Nicht wieder in eine "Hölle wie Moria"
13. September 2020Auch am Wochenende nach dem zerstörerischen Großbrand im Flüchtlingslager Moria auf Lesbos bleibt die Situation auf der Insel unübersichtlich und angespannt. Die griechische Polizei ging mit Tränengas gegen Steine werfende Migranten vor (Artikelbild oben). Die Zusammenstöße spielten sich entlang eines Straßenabschnitts ab, auf dem viele Migranten nach dem Brand gestrandet sind und der in beide Richtungen von der Polizei abgesperrt wurde. Auch seien von ehemaligen Lagerbewohnern entlang der Straße immer wieder Feuer entzündet worden, berichteten Augenzeugen.

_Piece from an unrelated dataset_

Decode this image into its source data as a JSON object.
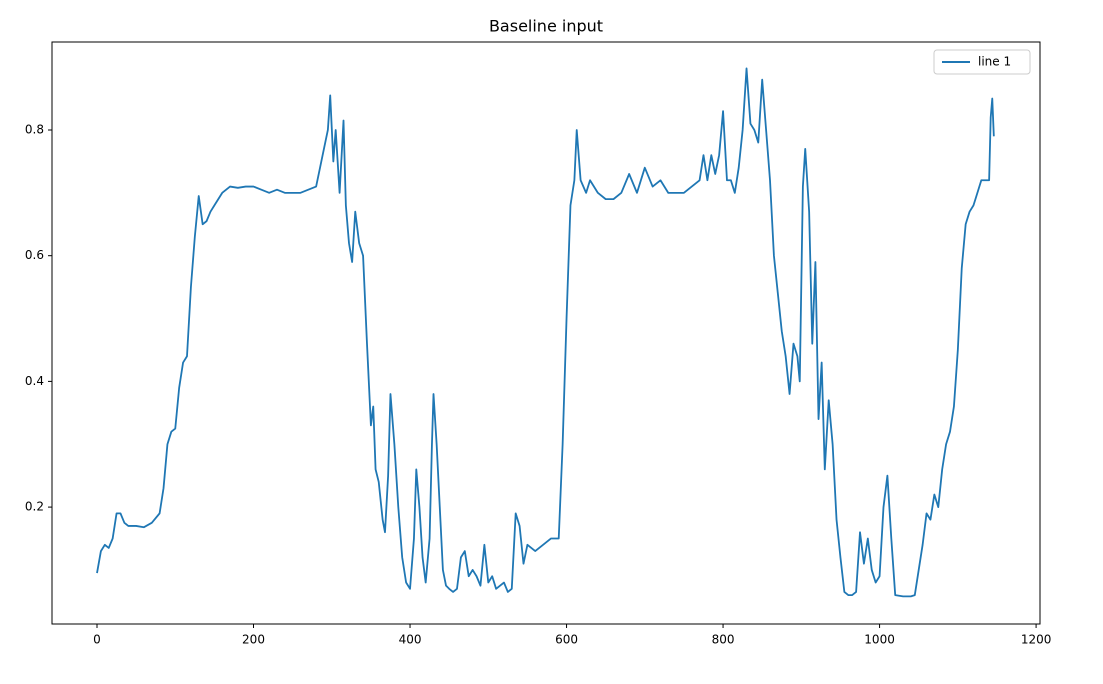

Neues Zeltlager wird bezogen
Mit Rufen wie "Freiheit" und "Kein Camp" reagierten Migranten zudem auf Arbeiten zum Aufbau eines provisorischen Zeltlagers. Einige von ihnen trugen handgeschriebene Botschaften bei sich: "Wir wollen nicht noch einmal in eine Hölle wie Moria gehen", war dort etwa zu lesen. Oder: "Können Sie uns hören, Frau Merkel?"
Mittlerweile konnten die ersten Migranten das neue Zeltlager beziehen. Es soll für insgesamt 3000 Menschen ausgelegt sein. Einige Anwohner hielten Bulldozer der Bautrupps mit Straßensperren auf. Die griechische Regierung schickte Schiffe nach Lesbos, um vor allem Familien und besonders bedürftigen Menschen neue Schlafmöglichkeiten zu geben.
Tausende Asylsuchende, überwiegend aus Afrika und Afghanistan, harren weiter im Freien aus. "Wir schlafen im Dreck oder auf der Straße", berichtete eine Gruppe ehemaliger Lagerbewohner auf Facebook. "Wir haben nichts, womit wir uns bedecken können, nicht einmal eine Jacke, die uns vor der nächtlichen Kälte und dem Wind schützt."
Das heillos überfüllte Lager Moria war in der Nacht zu Mittwoch in Flammen aufgegangen und weitgehend niedergebrannt. Untersucht wird, ob es von Migranten absichtlich in Brand gesetzt wurde - worauf es Hinweise gibt.
"Dieselben Fehler wie 2015"
In der Europäischen Union gibt es Streit über den Umgang mit den Menschen aus Moria. Dabei geht es auch um die Frage, ob sie aus humanitären Gründen auf verschiedene EU-Mitgliedstaaten verteilt werden sollen.
Davor warnte insbesondere Österreichs Kanzler Sebastian Kurz: "Wenn wir diesem Druck jetzt nachgeben, dann riskieren wir, dass wir dieselben Fehler machen wie im Jahr 2015", betonte der konservative Politiker. In der damaligen Flüchtlingskrise hätten die "schrecklichen" Bilder von Migranten am Bahnhof in Budapest dazu geführt, dass die europäische Politik dem Druck nachgegeben habe. Dann hätten sich mehr Menschen auf den Weg nach Mitteleuropa gemacht, erklärte Kurz. Statt Geflüchtete aufzunehmen, will Österreichs Regierung nächste Woche 400 Unterkünfte mit Heizungen, Betten und Decken für 2000 Hilfsbedürftige nach Lesbos transportieren lassen.
Der deutsche Innenminister Horst Seehofer (CSU) hatte hingegen angekündigt, dass Deutschland bis zu 150 unbegleitete minderjährige Flüchtlinge aus Moria einreisen lässt. Vizekanzler Olaf Scholz (SPD) meinte dazu, dies könne "nur ein erster Schritt sein". Angesichts der Not auf Lesbos seien die EU und auch Deutschland in der Pflicht, "in größerem Umfang weitere Flüchtlinge aufzunehmen".